There is a certain breed of companies that has continued to perform extremely well in our rapidly evolving economy (i.e. software-as-a-service businesses that operate on a subscription basis, with high revenue growth and large total addressable markets). We write about one such company (that focuses on “dev ops”) in this report that completed its initial public offering in September, and the share price has been steadily reverting lower after an initial share price pop to more than double the IPO price. In particular we write about an attractive high income-generating options trade that also gives us a chance to pick up shares of this compelling company at an even lower price. We believe this is an attractive trade to place today—and potentially into early next week—as long as the share price doesn’t move too dramatically before then.
JFrog (FROG)
The company we are referring to is JFrong (FROG). We completed a detailed report on this newly public “dev ops” company a coupe weeks ago explaining why we like the business, and now that the share price is pulling back, we like the shares (and this trade idea) even more.
JFrog Share Price:
As we wrote in our previous report (see link above):
JFrog has consistently delivered impressive top-line and bottom-line growth in recent quarters driven by strong customer acquisition along with consistent upselling. We continue to remain impressed by the robust business model and the company’s ability to expand its portfolio offerings through research & development. While the shares currently trade at a premium, the premium has shrunk considerably in recent weeks (as the shares have reverted back towards their IPO price) and the company’s large and increasing total addressable market provides a long runway for growth.
The Trade:
Sell Put Options on FROG with a strike price of $55 (~11.3% out of the money, it currently trades at ~$62.04), and an expiration date of February 19, 2021, and for a premium of at least $2.15 (or $215 because options contracts trade in lots of 100).
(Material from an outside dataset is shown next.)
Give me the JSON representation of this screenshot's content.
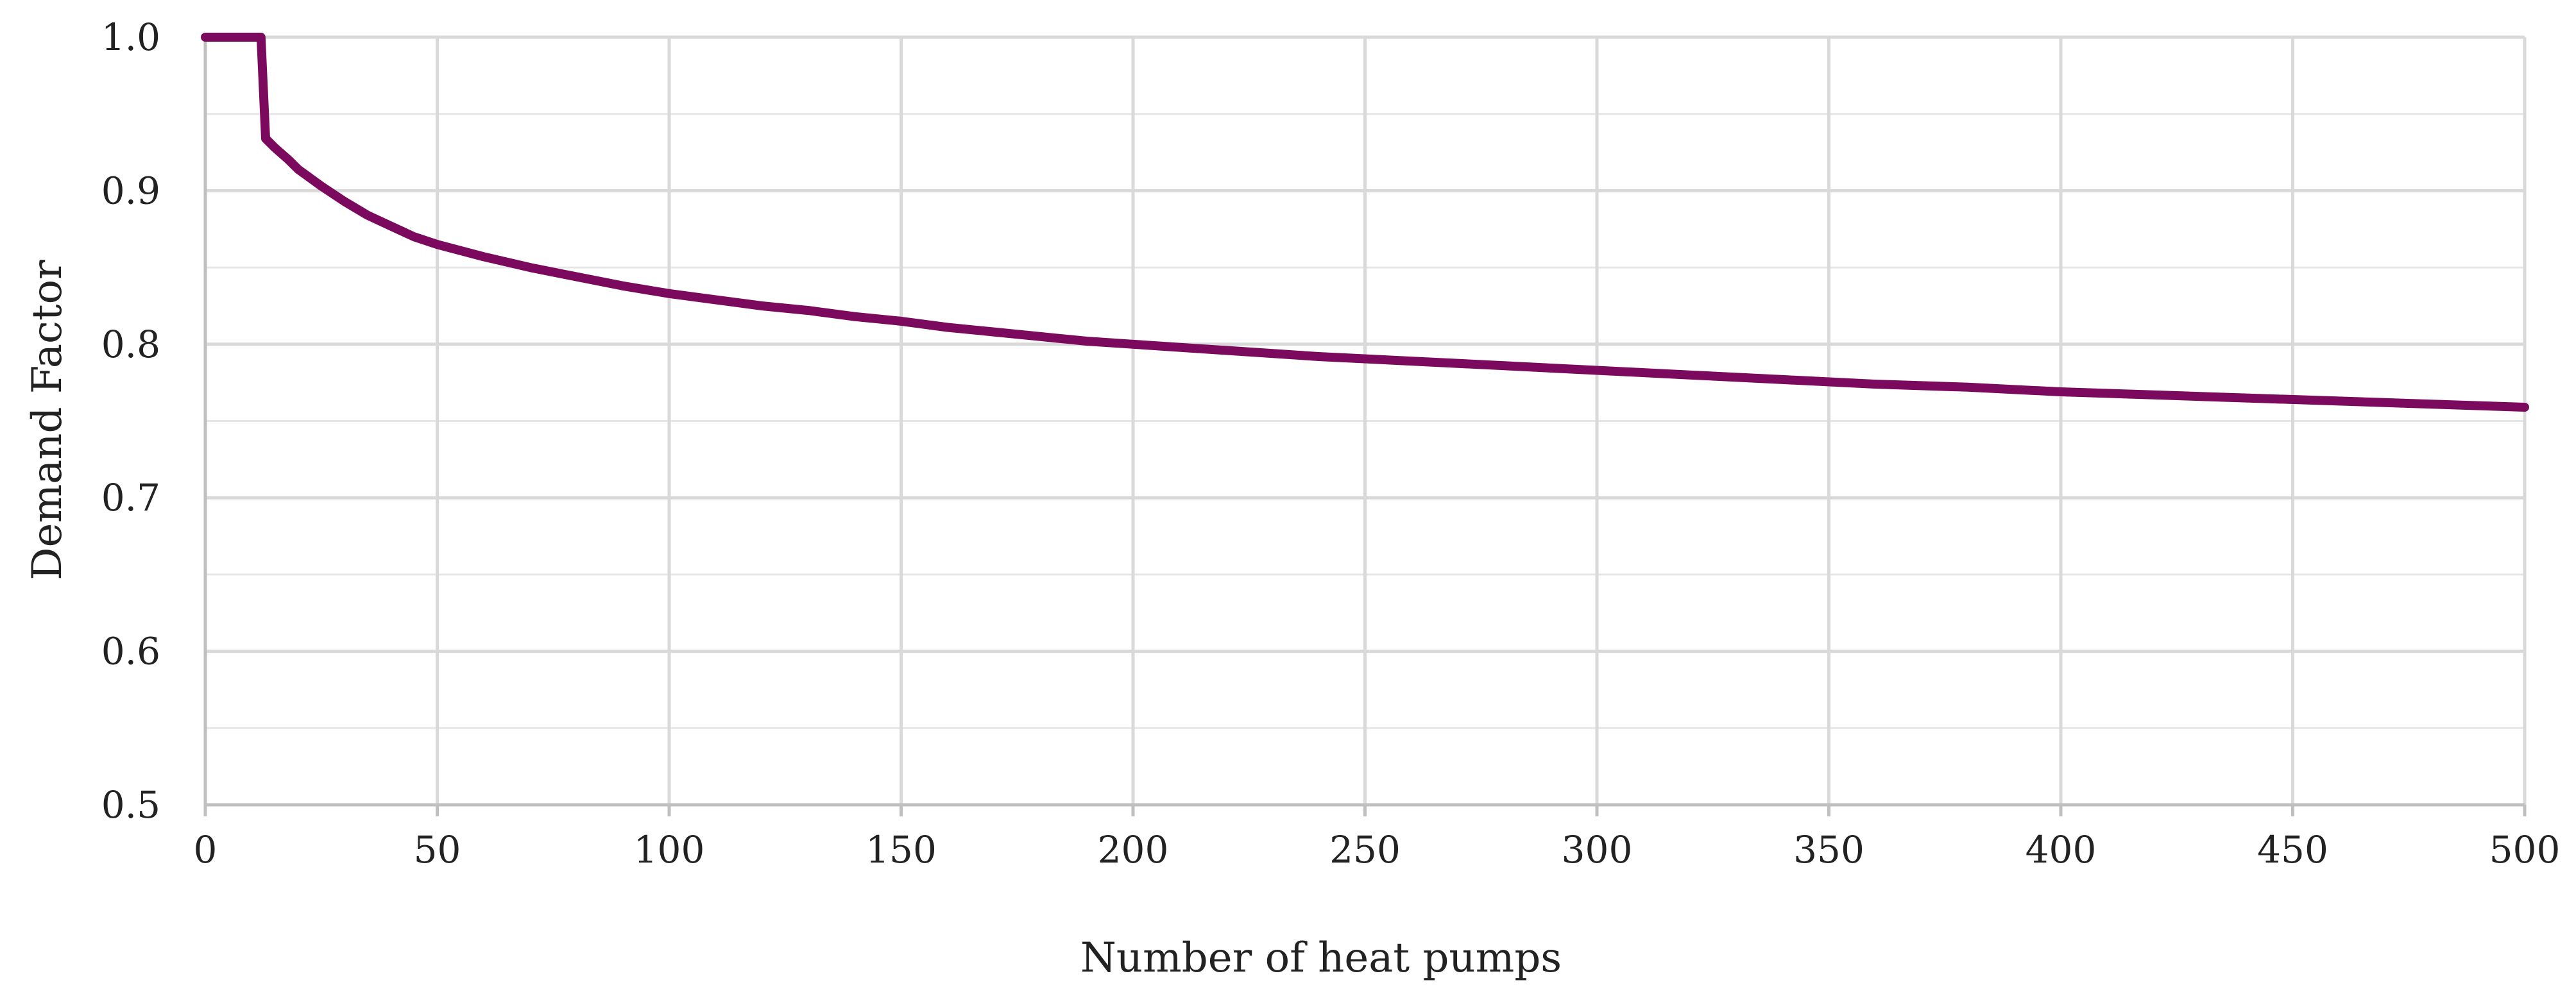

This comes out to approximately 3.9% of extra income just over one month—which may not sound like a big return—but it is huge for such a short time frame (it’s approximately 40% of extra income on an annualized basis, calculated as ($2.15/$55) x (365/36days)). And this trade not only generates attractive upfront premium income for us now, but it gives us a chance at buying shares of this attractive long-term company at a dramatically lower price ($55—the strike price) if the market price falls below $55 and the shares get put to us before this option contract expires in about 5 weeks. And we get to keep the upfront premium income no matter what.
Important to note, your broker will require you to keep $5,500 of cash in your account ($55 strike x 100 shares) to secure the trade (assuming you don’t want to use margin).
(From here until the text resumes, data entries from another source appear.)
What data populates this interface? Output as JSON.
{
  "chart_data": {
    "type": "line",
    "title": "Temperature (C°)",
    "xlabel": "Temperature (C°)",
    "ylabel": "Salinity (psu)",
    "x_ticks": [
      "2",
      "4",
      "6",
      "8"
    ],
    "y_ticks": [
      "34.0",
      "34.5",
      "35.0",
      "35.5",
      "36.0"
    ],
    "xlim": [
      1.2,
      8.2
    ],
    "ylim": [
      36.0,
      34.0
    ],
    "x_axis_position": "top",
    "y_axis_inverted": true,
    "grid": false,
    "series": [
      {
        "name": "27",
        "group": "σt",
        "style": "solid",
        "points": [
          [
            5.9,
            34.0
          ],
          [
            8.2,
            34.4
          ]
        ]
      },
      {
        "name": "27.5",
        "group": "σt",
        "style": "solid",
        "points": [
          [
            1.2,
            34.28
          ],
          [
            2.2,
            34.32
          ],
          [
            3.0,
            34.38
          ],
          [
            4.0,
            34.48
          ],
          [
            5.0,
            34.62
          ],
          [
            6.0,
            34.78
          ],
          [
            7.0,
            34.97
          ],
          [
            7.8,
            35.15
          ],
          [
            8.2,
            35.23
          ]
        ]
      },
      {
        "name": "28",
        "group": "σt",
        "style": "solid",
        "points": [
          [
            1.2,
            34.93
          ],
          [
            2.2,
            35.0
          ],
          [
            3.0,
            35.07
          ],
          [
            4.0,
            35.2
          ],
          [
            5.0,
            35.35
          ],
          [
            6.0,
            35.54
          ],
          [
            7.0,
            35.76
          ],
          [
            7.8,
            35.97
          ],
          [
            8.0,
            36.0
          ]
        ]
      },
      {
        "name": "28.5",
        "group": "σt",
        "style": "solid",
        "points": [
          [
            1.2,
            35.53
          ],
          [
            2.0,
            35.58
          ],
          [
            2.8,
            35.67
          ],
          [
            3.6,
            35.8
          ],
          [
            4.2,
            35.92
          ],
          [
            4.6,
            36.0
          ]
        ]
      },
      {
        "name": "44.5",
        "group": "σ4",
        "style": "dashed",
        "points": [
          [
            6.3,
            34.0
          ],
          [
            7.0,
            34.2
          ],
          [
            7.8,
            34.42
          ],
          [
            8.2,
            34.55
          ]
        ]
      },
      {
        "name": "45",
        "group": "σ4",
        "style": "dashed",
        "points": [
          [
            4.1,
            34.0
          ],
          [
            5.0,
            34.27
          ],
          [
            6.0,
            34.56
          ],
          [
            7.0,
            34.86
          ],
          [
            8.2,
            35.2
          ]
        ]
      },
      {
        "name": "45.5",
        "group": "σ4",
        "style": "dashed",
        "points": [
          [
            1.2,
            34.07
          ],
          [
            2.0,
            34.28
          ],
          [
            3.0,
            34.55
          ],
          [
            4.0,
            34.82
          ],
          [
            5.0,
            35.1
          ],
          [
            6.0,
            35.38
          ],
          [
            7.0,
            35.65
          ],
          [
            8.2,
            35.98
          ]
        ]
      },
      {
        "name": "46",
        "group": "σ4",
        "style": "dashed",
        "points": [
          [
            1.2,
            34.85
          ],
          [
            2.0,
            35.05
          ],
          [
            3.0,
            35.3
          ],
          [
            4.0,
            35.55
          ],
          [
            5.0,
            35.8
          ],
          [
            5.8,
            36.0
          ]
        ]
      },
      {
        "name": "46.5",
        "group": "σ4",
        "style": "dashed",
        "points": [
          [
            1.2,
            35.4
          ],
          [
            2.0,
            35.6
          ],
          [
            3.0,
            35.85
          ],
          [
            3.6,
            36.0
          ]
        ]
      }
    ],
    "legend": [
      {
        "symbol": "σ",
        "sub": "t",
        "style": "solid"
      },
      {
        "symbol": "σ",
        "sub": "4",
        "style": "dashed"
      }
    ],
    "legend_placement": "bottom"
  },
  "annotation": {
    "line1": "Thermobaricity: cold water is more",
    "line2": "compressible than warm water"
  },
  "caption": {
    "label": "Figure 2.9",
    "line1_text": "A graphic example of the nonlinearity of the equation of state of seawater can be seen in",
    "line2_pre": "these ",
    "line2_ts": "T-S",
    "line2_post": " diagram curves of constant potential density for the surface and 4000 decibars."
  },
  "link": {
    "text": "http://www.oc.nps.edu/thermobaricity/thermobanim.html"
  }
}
Also important to note, you can adjust the strike price of this trade (for example to $50) depending on how badly (and at what price) you want the shares put to you, and to generate a different amount upfront income as shown in the table above).
Your Opportunity:
We believe this is an attractive trade to place today, and potentially into early next week, as long as the price of FROG doesn't move too dramatically before then and you’re able to generate enough premium income to your liking.
Our Thesis:
Our overall thesis is simply that this is an attractive business, but it has been volatile and a bit expensive. We’d love to pick shares at a lower price (i.e. our strike price), but if the shares don’t get put to us then we’re happy to simply keep the high upfront premium income this trade puts in our pocket. And in addition to the detailed report about FROG we have provided, here is a look at the average FROG price target (dotted line) according to the 10 Wall Street analysts covering it and reporting to Factset (i.e. they believe the shares have significant near-term upside).
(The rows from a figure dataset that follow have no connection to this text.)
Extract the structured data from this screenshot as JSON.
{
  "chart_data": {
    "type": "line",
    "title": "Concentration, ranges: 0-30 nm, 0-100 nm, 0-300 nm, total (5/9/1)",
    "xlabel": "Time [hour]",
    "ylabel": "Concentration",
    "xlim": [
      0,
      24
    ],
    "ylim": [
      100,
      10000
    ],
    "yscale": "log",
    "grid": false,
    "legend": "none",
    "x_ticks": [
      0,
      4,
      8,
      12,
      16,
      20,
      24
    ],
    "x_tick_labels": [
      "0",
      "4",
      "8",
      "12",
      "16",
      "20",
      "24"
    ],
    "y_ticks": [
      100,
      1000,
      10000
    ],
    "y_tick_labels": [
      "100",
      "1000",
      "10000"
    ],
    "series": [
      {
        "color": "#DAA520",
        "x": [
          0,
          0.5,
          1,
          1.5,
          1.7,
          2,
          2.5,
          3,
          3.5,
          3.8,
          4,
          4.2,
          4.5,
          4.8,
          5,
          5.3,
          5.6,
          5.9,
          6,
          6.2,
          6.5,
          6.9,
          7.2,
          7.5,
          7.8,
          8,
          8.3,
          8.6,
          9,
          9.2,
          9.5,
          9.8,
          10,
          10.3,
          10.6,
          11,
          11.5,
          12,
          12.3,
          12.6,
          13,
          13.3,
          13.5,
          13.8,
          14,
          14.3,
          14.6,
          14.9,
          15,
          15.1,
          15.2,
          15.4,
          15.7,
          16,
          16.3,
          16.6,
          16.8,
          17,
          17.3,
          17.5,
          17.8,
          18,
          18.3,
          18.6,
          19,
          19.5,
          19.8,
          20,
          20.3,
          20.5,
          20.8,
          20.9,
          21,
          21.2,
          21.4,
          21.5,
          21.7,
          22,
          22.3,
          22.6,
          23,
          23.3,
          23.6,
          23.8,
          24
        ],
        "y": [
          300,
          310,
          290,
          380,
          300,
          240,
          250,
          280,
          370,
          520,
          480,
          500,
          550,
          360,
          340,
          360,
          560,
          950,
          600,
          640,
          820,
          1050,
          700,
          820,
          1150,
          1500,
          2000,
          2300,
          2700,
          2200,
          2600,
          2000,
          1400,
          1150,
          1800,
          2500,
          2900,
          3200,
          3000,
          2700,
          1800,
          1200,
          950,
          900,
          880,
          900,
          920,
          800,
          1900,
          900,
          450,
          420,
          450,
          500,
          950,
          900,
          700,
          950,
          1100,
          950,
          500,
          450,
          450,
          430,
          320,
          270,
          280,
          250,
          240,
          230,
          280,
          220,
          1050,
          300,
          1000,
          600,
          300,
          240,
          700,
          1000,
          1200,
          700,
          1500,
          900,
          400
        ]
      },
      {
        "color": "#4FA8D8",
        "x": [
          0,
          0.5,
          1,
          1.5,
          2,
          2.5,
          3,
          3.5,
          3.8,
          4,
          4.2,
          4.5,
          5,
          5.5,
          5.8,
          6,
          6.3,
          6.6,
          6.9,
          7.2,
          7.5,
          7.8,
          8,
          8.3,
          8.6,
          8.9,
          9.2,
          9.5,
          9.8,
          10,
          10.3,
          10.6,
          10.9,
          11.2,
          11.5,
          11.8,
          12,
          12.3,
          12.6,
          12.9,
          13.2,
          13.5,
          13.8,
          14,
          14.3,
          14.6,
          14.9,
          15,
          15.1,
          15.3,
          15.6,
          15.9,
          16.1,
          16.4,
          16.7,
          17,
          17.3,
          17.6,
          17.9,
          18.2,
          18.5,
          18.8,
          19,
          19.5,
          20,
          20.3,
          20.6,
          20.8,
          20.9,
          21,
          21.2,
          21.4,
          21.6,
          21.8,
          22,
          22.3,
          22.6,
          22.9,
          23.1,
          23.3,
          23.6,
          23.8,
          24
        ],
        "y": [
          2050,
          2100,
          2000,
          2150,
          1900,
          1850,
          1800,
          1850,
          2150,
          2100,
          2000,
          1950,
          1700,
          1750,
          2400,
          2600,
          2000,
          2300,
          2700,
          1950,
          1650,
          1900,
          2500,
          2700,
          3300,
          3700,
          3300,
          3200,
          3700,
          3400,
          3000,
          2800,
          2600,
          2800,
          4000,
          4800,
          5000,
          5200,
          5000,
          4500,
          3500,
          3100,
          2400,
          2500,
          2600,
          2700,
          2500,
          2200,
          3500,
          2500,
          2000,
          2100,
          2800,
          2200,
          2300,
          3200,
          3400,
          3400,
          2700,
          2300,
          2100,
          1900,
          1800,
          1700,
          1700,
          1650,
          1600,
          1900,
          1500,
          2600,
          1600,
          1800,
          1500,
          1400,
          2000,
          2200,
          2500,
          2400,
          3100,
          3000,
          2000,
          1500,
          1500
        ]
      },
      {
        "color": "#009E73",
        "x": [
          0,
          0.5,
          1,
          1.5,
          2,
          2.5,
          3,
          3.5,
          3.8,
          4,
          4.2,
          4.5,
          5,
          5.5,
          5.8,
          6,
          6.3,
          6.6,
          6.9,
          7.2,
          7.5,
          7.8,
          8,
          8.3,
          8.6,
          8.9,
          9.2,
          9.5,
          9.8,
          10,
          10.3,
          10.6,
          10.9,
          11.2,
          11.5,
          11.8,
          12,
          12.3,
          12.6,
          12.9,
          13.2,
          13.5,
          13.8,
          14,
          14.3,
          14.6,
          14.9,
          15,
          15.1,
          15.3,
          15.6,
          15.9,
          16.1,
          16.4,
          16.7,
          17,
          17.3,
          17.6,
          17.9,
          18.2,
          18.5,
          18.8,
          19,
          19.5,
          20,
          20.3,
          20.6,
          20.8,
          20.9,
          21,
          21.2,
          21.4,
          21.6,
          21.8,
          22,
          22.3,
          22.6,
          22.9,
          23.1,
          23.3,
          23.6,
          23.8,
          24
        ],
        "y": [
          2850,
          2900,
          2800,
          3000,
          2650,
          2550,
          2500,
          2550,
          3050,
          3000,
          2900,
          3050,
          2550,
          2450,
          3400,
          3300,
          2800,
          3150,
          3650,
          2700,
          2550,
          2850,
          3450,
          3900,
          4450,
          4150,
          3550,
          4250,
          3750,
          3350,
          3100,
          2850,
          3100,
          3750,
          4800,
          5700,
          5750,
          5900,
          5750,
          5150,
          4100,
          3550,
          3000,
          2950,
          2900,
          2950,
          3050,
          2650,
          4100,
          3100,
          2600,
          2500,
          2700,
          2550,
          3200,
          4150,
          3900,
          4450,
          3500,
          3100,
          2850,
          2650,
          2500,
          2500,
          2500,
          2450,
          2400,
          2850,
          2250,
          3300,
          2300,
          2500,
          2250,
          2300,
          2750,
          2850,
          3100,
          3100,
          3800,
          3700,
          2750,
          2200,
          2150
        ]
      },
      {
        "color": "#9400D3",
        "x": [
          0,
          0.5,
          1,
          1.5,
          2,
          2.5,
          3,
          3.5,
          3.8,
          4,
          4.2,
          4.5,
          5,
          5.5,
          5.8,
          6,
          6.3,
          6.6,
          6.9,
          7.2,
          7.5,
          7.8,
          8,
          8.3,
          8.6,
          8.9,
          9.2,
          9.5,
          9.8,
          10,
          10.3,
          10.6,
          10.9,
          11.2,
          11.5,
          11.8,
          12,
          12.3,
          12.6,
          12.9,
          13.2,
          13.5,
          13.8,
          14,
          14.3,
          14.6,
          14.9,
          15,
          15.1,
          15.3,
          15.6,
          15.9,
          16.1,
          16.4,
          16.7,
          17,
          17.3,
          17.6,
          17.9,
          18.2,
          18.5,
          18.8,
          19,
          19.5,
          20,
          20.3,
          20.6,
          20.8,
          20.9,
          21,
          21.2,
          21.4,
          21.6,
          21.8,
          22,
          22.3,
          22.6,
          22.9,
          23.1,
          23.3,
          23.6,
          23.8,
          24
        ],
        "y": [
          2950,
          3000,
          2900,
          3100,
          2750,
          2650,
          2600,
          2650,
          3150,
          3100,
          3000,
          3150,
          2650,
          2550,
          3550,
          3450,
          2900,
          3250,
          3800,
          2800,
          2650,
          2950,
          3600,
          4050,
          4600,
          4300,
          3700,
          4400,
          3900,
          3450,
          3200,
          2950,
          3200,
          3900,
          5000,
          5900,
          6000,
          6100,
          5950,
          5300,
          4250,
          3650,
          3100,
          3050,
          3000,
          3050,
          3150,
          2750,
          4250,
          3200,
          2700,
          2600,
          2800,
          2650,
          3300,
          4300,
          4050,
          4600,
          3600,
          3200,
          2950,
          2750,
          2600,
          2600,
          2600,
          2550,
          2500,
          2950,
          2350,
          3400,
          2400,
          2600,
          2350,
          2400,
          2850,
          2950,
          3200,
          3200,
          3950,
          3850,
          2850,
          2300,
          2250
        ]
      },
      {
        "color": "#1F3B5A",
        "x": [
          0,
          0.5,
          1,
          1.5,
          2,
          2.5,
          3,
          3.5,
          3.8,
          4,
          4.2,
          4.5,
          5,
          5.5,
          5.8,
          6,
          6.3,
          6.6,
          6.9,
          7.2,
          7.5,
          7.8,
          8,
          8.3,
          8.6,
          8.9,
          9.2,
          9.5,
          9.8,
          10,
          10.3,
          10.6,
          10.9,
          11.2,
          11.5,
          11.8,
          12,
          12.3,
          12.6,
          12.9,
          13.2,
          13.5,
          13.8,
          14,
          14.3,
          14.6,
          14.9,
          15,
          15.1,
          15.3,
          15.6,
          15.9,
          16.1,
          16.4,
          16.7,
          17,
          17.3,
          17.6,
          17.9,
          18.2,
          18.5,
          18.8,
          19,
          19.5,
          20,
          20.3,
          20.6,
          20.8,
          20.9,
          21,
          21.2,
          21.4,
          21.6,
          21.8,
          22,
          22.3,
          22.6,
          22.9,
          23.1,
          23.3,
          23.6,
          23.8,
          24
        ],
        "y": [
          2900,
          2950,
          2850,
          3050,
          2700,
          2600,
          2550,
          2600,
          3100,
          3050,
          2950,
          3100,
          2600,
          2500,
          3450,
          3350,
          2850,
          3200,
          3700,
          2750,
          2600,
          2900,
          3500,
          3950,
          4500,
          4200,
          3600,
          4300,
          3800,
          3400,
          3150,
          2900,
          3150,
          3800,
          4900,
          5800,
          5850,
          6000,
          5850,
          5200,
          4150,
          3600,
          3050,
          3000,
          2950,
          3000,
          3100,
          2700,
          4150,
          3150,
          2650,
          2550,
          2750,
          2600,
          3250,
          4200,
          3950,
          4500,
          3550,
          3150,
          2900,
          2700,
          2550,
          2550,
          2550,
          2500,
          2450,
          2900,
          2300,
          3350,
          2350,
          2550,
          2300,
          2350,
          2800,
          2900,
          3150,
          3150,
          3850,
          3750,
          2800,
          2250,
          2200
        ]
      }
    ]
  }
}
Important Trade Considerations:
Two important considerations when selling put options are ex-dividend dates and earnings announcements because they can both impact your trade. In JFrog’s case only earnings is a concern (because it doesn’t pay a dividend). Regarding earnings, JFrog is expected to “announce” sometime around February 4th (before our options contract expires), and this adds uncertainty and potential volatility to our trade. However, the upfront premium income on this trade is so high, that we feel adequately compensated for the volatility risk.
Conclusion:
JFrog is an attractive business, but like many recent IPO’s the share price has been volatile. It’s often wise to wait before buying new IPOs because share prices often revert much lower after an initial “IPO pop” as has been the case for JFrog. We really do like the business as a long-term investment, and some readers may consider simply purchasing a few shares outright. However, the trade described in this report puts a high amount of upfront income in your pocket right away (that you get to keep no matter what) and it also gives you a chance to pick up shares of this attractive business at a lower price if they fall below the strike price and get put to you before the options contract expires.